Essays on Microfinance under Weak Enforcement
Issue Date
2020-05-31Author
Muyeed, Ahadul Kabir
Publisher
University of Kansas
Format
125 pages
Type
Dissertation
Degree Level
Ph.D.
Discipline
Economics
Rights
Copyright held by the author.
Metadata
Show full item recordAbstract
This paper theoretically and empirically studies the optimal lending contracts for both non-profit and for-profit microcredit lenders. I begin by building a theoretical model, where both types of lenders use dynamic incentives mechanism to mitigate borrower strategic default due to two reasons. First, competition among lenders increases the borrower’s outside options, thus lowering borrower’s cost of default. Second, lacking traditional enforcement technologies, such as no credit history check or collateral, weakens borrower’s incentive to repay. The model shows that, (i) as competition increases, both types of lenders ensure repayment by increasing ex ante threat to terminate loan renewal, and (ii) for-profit lenders are more likely to deny loan renewal than nonprofit lenders and charge higher interest rate.

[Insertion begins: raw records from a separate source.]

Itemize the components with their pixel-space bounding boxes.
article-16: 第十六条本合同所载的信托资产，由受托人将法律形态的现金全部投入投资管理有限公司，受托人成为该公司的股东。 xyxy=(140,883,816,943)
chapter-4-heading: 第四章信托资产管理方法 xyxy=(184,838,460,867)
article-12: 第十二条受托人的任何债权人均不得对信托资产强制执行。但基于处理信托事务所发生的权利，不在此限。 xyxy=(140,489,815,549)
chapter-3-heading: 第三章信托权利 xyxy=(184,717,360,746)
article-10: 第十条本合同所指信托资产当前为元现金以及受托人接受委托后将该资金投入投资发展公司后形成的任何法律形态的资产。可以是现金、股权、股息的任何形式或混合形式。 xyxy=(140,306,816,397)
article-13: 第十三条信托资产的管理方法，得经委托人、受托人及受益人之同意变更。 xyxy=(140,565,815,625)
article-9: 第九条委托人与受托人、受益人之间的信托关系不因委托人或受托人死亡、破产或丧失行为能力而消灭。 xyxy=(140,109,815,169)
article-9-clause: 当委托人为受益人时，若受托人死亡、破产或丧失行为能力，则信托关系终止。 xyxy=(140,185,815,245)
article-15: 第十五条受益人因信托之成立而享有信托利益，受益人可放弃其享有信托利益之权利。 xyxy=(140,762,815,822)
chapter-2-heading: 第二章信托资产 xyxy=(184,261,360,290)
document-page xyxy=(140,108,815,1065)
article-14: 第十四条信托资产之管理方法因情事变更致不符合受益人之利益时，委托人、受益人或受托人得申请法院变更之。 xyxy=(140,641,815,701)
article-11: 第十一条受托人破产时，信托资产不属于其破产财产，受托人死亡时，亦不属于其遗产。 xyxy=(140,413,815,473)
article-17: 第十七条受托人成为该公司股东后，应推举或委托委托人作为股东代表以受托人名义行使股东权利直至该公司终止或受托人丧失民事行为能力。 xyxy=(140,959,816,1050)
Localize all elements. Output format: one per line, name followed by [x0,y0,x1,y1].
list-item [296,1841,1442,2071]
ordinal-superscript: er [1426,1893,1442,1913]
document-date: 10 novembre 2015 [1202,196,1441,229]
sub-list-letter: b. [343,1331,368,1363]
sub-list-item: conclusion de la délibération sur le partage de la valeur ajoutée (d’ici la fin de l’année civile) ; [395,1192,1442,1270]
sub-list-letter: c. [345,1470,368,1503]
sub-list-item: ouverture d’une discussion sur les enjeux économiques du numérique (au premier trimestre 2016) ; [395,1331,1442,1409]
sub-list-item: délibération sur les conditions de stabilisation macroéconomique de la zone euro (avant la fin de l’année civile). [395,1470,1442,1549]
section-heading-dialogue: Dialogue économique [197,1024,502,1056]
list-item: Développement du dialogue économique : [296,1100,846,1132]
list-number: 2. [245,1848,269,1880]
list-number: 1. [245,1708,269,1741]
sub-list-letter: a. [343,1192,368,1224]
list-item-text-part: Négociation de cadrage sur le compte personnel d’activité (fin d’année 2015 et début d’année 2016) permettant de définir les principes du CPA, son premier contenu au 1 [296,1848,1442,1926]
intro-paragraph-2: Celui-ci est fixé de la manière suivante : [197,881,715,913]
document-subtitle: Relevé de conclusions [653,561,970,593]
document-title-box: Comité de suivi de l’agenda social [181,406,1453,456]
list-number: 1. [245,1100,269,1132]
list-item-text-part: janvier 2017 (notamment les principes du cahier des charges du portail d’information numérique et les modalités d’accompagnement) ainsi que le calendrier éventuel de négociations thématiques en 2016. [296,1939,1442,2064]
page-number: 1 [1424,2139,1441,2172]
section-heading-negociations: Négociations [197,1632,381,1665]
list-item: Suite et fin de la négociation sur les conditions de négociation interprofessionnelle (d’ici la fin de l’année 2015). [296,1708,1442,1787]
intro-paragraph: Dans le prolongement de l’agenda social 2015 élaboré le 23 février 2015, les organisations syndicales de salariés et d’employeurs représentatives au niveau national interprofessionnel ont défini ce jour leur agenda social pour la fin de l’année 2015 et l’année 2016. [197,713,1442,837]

Furthermore, I find that borrower welfare under non-profit lending remains unchanged given any level of competition. But borrower welfare under for-profit is lower than under non-profit. I then provide empirical evidence on the implications (i) and (ii) derived from my model with a unique panel dataset from Bangladesh that contains itemized information on the lender’s financial statements. Identifying the effects of competition and profit motives (non-profit or for-profit) is challenging due to difficulty of mapping the model variables into the empirical setting. I overcome this by introducing multiple innovative proxies, and utilize fixed effects strategies to account for unobserved heterogeneity. Consistent with the theory, I find that higher competition and profit-motive induce lenders to maintain higher loan loss reserves ratio, suggesting potential increase in loan termination. The results shed light on the importance of introducing credit bureaus in the microcredit market to improve information sharing among lenders, which limits borrower’ outside options and reduces strategic default.